Именно тогда до меня дошло: она не стала живой. Нет. Она так и осталась мрамором. Осталась материей, созданной чьими-то руками. В ней была вечность, оцепенение, неподвижность, но в этой ледяной сущности теплилась жизнь — странная, неорганическая, невозможная.
Она открыла рот.
Я увидела зубы, выточенные из мрамора. Язык, будто высеченный из цельного камня, с прожилками-трещинками.

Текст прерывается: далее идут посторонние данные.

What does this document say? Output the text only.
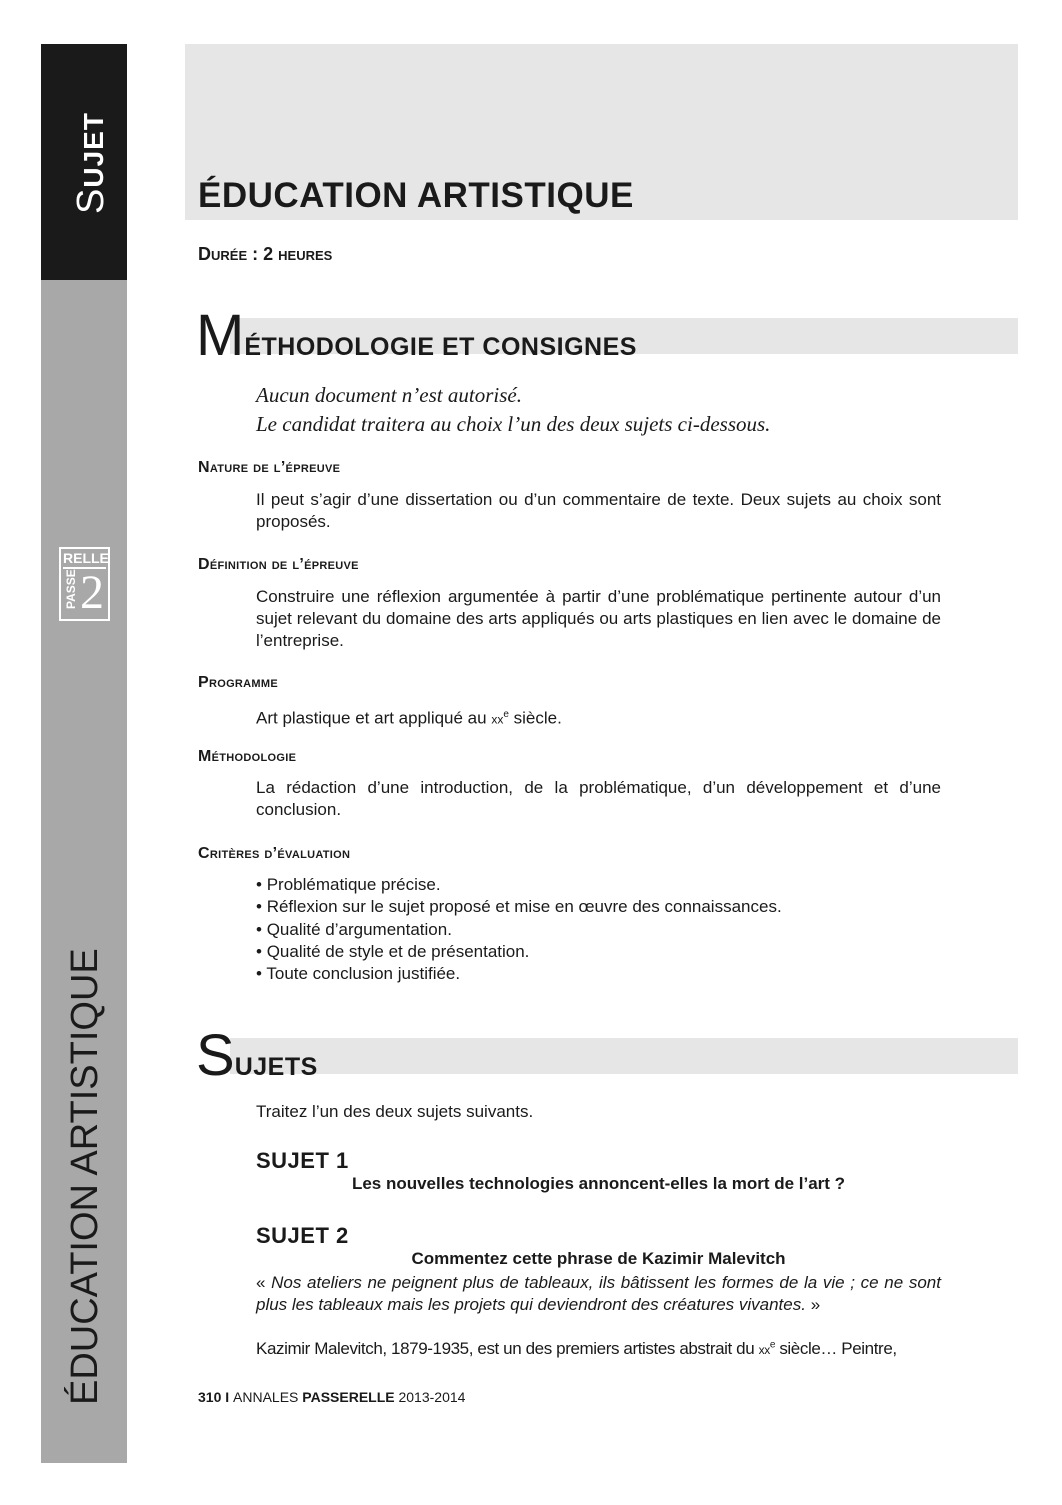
SUJET
RELLE
PASSE 2
ÉDUCATION ARTISTIQUE
ÉDUCATION ARTISTIQUE
Durée : 2 heures
MÉTHODOLOGIE ET CONSIGNES
Aucun document n’est autorisé.
Le candidat traitera au choix l’un des deux sujets ci-dessous.
Nature de l’épreuve
Il peut s’agir d’une dissertation ou d’un commentaire de texte. Deux sujets au choix sont proposés.
Définition de l’épreuve
Construire une réflexion argumentée à partir d’une problématique pertinente autour d’un sujet relevant du domaine des arts appliqués ou arts plastiques en lien avec le domaine de l’entreprise.
Programme
Art plastique et art appliqué au $xx^e$ siècle.
Méthodologie
La rédaction d’une introduction, de la problématique, d’un développement et d’une conclusion.
Critères d’évaluation
• Problématique précise.
• Réflexion sur le sujet proposé et mise en œuvre des connaissances.
• Qualité d’argumentation.
• Qualité de style et de présentation.
• Toute conclusion justifiée.
SUJETS
Traitez l’un des deux sujets suivants.
SUJET 1
Les nouvelles technologies annoncent-elles la mort de l’art ?
SUJET 2
Commentez cette phrase de Kazimir Malevitch
« Nos ateliers ne peignent plus de tableaux, ils bâtissent les formes de la vie ; ce ne sont plus les tableaux mais les projets qui deviendront des créatures vivantes. »
Kazimir Malevitch, 1879-1935, est un des premiers artistes abstrait du $xx^e$ siècle… Peintre,
310 I ANNALES PASSERELLE 2013-2014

Всё в ней оставалось скульптурой, но при этом говорило, дышало, ощущалось как нечто иное — как душа, которой не нужно было тепло, чтобы существовать.

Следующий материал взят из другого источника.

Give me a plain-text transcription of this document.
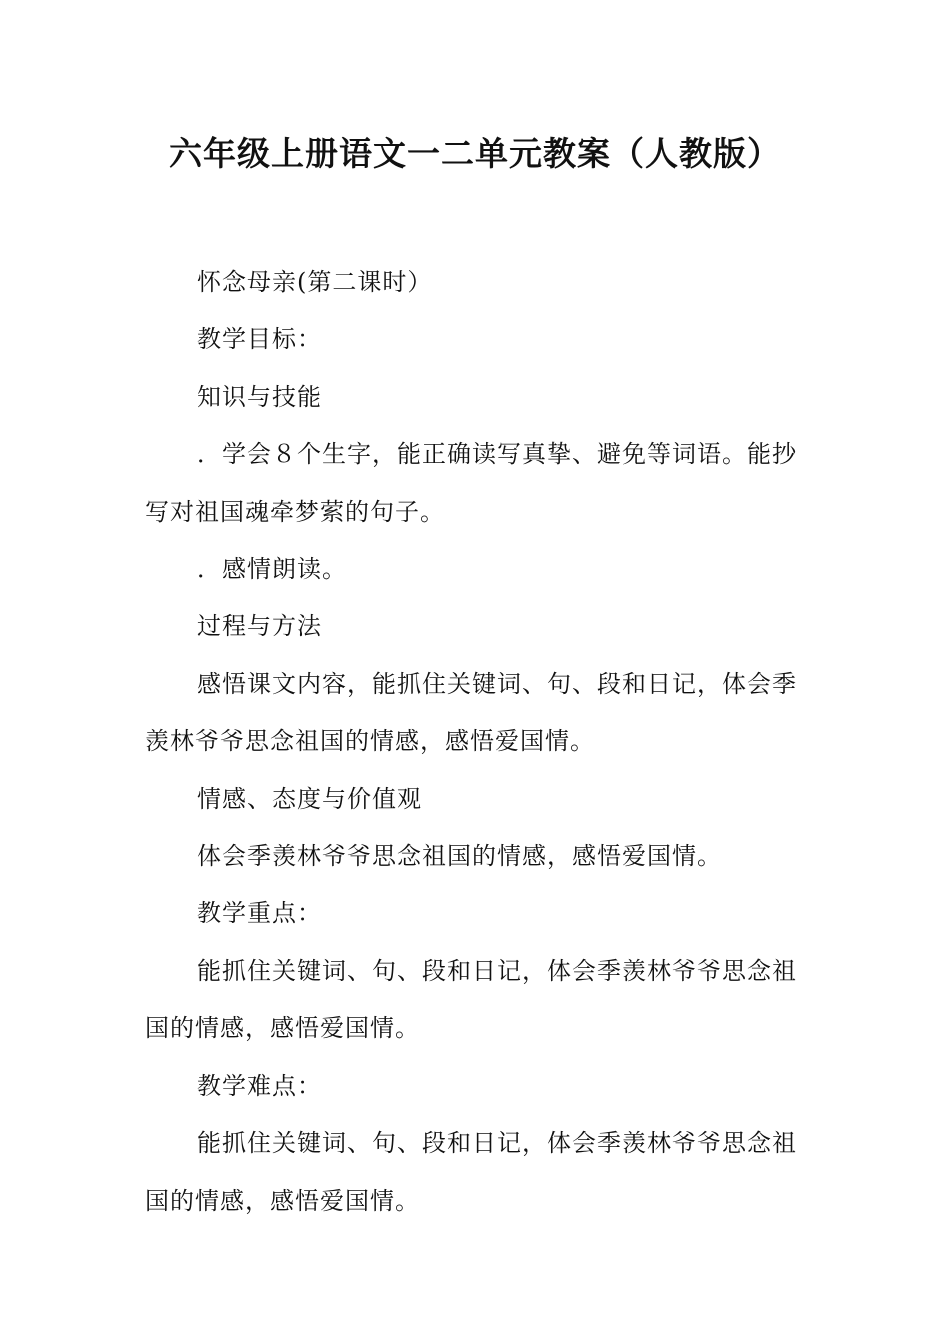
六年级上册语文一二单元教案（人教版）

怀念母亲(第二课时）

教学目标：

知识与技能

．学会８个生字，能正确读写真挚、避免等词语。能抄写对祖国魂牵梦萦的句子。

．感情朗读。

过程与方法

感悟课文内容，能抓住关键词、句、段和日记，体会季羡林爷爷思念祖国的情感，感悟爱国情。

情感、态度与价值观

体会季羡林爷爷思念祖国的情感，感悟爱国情。

教学重点：

能抓住关键词、句、段和日记，体会季羡林爷爷思念祖国的情感，感悟爱国情。

教学难点：

能抓住关键词、句、段和日记，体会季羡林爷爷思念祖国的情感，感悟爱国情。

Мной овладело благоговение, накатившее с той же силой, что и осознание гениального творения. Сердце сжалось, и я поймала себя на мысли, что мысленно благодарю творца — неважно, был ли он скульптором или же им была я сама. Может, это моя память создала её. А может — моё странное, бесконечное одиночество.
И вот, впервые она заговорила. Голос её был как мягкий звон колокола на морозе. Ласковый, обволакивающий — тот голос, которого мне всегда не хватало.

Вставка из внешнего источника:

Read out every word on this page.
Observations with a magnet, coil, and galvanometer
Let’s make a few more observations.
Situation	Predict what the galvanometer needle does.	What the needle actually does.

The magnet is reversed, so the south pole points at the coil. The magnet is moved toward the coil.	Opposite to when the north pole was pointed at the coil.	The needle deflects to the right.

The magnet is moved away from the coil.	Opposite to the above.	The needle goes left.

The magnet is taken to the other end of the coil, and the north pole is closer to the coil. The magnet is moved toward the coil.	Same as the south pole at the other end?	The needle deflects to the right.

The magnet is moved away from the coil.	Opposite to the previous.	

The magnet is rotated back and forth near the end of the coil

— Доброе утро, моё солнышко, — сказала она, и тишина дрогнула, будто само пространство преклонилось перед ней.
И мне вдруг стало страшно. Потому что этот голос знал меня.
Я не знала, кто она, что это за место, и почему мне вдруг захотелось упасть на колени. Я застыла. Меня переполнили все возможные чувства. Слёзы выступили так внезапно, как будто они всё это время были под кожей, под веками, и только ждали этого голоса. Я всхлипнула. Я не могла говорить. Только смотреть в эти прекрасные глаза.
— Мам... — произнесла я, и что-то внутри дрогнуло и захлебнулось, голос хрустнул, как сухая ветка. — Мамочка...
Я не знала, откуда пришло это слово. Оно будто само вытекло из меня. Я протянула к ней руку, неуверенно, как больной, идущий к свету, сомневаясь, существует ли тот.
И она отозвалась. И наклонилась, её мраморное лицо было близко, так близко, что я могла разглядеть изгиб её губ, тени век, застывшие слёзы в уголках глаз, выточенные из света и скорби. Платок колыхался на её плечах, будто двигался сквозь другой воздух, более тонкий чем здесь. Её ладонь, безжизненная на первый взгляд, легла на мою щёку.
— Ты опять не спала? — прошептала она. Голос, нежнее ветра и тихий, как шелест ткани. — Всегда упрямишься.
И я, как ребёнок, бессознательно кивнула. Словно всё это — не ужас, не бездна, а просто утро в доме, которого давно нет.
— Я… я не помню ничего. Я не знаю, что происходит. Мне так страшно.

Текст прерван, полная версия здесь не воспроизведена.